First, we plot the flux function and the nonlinear source function

u = linspace(0,1.31,101);
plot(u, flux(u), u, source(0,u)), axis tight, legend('flux','source',2)

Evolution of the shock profile

nsplit = 200;
u = sourcesplit('flux', 'source', u0, x, T, nsplit);
subplot(2,1,1), contourf(x,linspace(0,T,nsplit+1),u',20), colorbar
subplot(2,1,2), surf(x,linspace(0,T,nsplit+1),u')
shading interp; view(-10,50), axis tight

The initial smooth profile starts to travel to the right and sharpens up into a travelling shock wave followed by a rarefaction. Because of the nonlinear shape of the source term, we have negative accumulation in front of the shock (where u<0.2) and positive accumulation in the rarefaction (where u>0.2). Around t=6.5, the shock leaves the domain at the right-hand side and re-enters it at the left-hand side. The shock front then overtakes the rarefaction wave and the solution converges to the stationary solution u=1.3090..

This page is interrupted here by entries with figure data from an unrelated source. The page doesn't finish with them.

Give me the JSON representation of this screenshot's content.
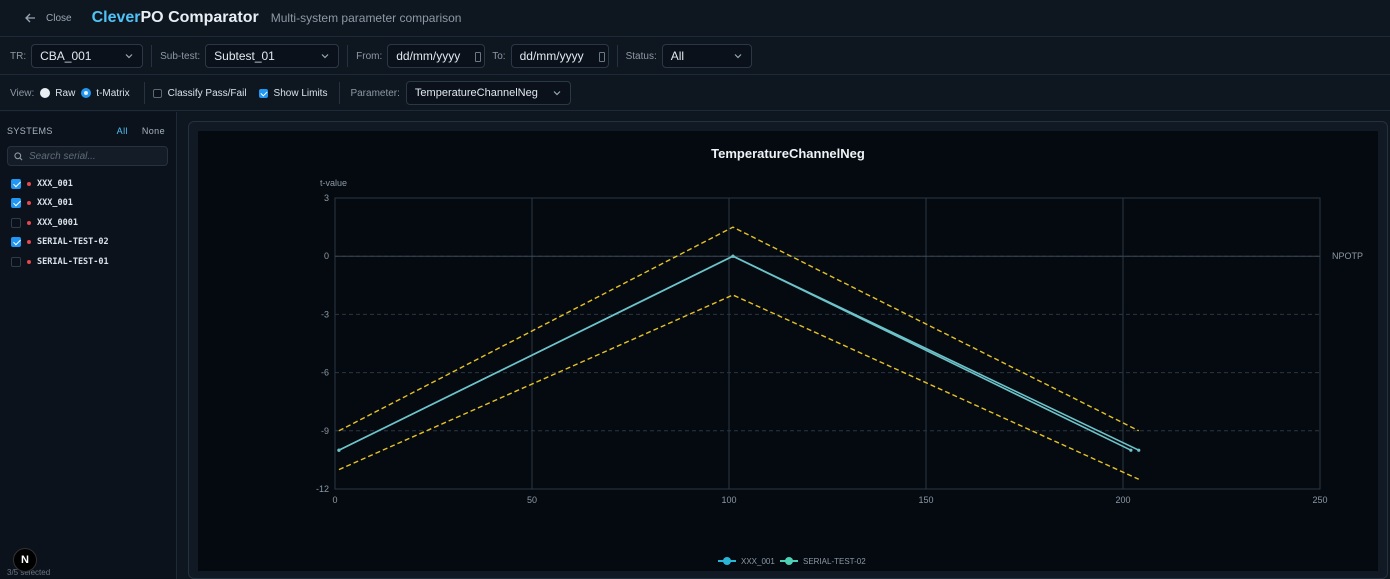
{
  "header": {
    "close_label": "Close",
    "brand_accent": "Clever",
    "brand_rest": "PO Comparator",
    "subtitle": "Multi-system parameter comparison"
  },
  "filters": {
    "tr_label": "TR:",
    "tr_value": "CBA_001",
    "subtest_label": "Sub-test:",
    "subtest_value": "Subtest_01",
    "from_label": "From:",
    "from_placeholder": "dd/mm/yyyy",
    "to_label": "To:",
    "to_placeholder": "dd/mm/yyyy",
    "status_label": "Status:",
    "status_value": "All"
  },
  "view": {
    "view_label": "View:",
    "raw_label": "Raw",
    "tmatrix_label": "t-Matrix",
    "selected": "t-Matrix",
    "classify_label": "Classify Pass/Fail",
    "classify_checked": false,
    "limits_label": "Show Limits",
    "limits_checked": true,
    "parameter_label": "Parameter:",
    "parameter_value": "TemperatureChannelNeg"
  },
  "sidebar": {
    "title": "SYSTEMS",
    "all_label": "All",
    "none_label": "None",
    "search_placeholder": "Search serial...",
    "systems": [
      {
        "label": "XXX_001",
        "checked": true
      },
      {
        "label": "XXX_001",
        "checked": true
      },
      {
        "label": "XXX_0001",
        "checked": false
      },
      {
        "label": "SERIAL-TEST-02",
        "checked": true
      },
      {
        "label": "SERIAL-TEST-01",
        "checked": false
      }
    ],
    "selected_count": "3/5 selected",
    "badge": "N"
  },
  "colors": {
    "accent": "#4fc3f7",
    "series_line": "#6cc3c9",
    "limit_line": "#e6c229",
    "status_dot": "#e5484d"
  },
  "chart_data": {
    "type": "line",
    "title": "TemperatureChannelNeg",
    "ylabel": "t-value",
    "xlabel": "",
    "xlim": [
      0,
      250
    ],
    "ylim": [
      -12,
      3
    ],
    "xticks": [
      0,
      50,
      100,
      150,
      200,
      250
    ],
    "yticks": [
      3,
      0,
      -3,
      -6,
      -9,
      -12
    ],
    "reference_line": {
      "y": 0,
      "label": "NPOTP"
    },
    "series": [
      {
        "name": "XXX_001",
        "x": [
          1,
          101,
          202
        ],
        "y": [
          -10,
          0,
          -10
        ]
      },
      {
        "name": "SERIAL-TEST-02",
        "x": [
          1,
          101,
          204
        ],
        "y": [
          -10,
          0,
          -10
        ]
      }
    ],
    "limits": [
      {
        "x": [
          1,
          101,
          204
        ],
        "y": [
          -9,
          1.5,
          -9
        ]
      },
      {
        "x": [
          1,
          101,
          204
        ],
        "y": [
          -11,
          -2,
          -11.5
        ]
      }
    ],
    "legend": [
      "XXX_001",
      "SERIAL-TEST-02"
    ],
    "legend_position": "bottom",
    "grid": true
  }
}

Compare different time steps

Having established the dynamics of the problem, we can investigate the performance of our numerical method for different choices of the splitting step.

for n=1:4,
	nsplit = 8*4.^(n-1);
	u = sourcesplit('flux','source',u0,x,T,nsplit);
   xlabel('x'), ylabel('time'), colorbar
	title([num2str(nsplit) ' steps'])

Even with only eight splitting steps, we are able to capture the major trends of the evolutionary behavior of our problem. However, to get rid of the artificial staircase behavior of the evoloving shock, we need to increase the number of splitting steps quite high.